Do I understand the impacts of the environment on my flare? > Environmental Impacts: Crosswinds – Empirical data and observations


Strong cross winds have the potential to impact combustion efficiency. Especially during periods of low flow to the flare. Each facility will have its own unique wind profile which should be considered when designing and managing flares, but published data on how to adapt flaring to manage cross winds is limited.

How it works

Each oil and gas facility has its own unique weather patterns. Where strong crosswinds are encountered these can have a significant impact upon the combustion efficiency of the flare, especially during periods of low flow such as when the flare is only using purge gases. However, understanding the full impact of crosswinds is difficult. Experimentation on full scale flares is limited by the reliance upon natural variation in wind speeds. This has been overcome, in part, by the use of flare experiments conducted in wind-tunnels.  What limited data is available has most focused on laminar-flow wind conditions that do not fully replicate the real work where turbulence is an important consideration. Research is ongoing. Alternatives to the use of empirical data come from tools such as computational fluid dynamics.
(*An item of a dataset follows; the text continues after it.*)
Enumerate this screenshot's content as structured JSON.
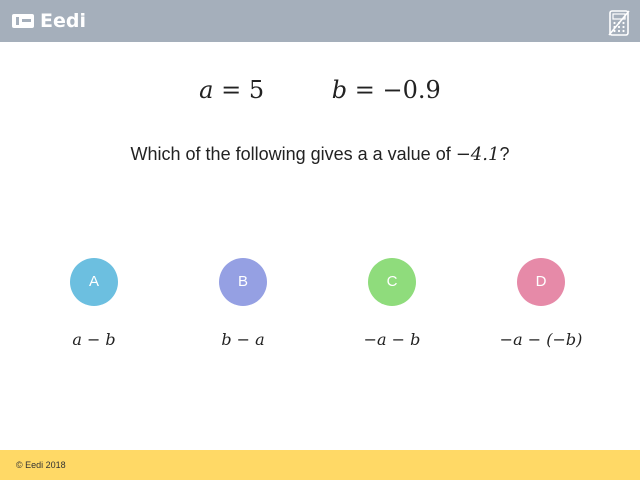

  • Empirical research allow complex scenarios to be modelled without the need for advanced computing capabilities


  • Full scale experiments hard to control and dependent upon local weather patterns that may not fully represent installed locations

  • Reduced scale experiments may not be able to fully replicate advanced flare tips designs and assist mechanisms

Case study

The effects of crosswinds have been investigated as part of the Flarenet programme using a specially designed wind tunnel at Western University, Canada


Theme 3: The Effects of Turbulent Crosswinds



Cross winds may lead to recutions in combusiton efficiency and destruction efficiency. Each facility shall have its own unique weather patterns which need to be considered during flare specification and operation. Insights into the effects of crosswinds come from both empirical studies and models.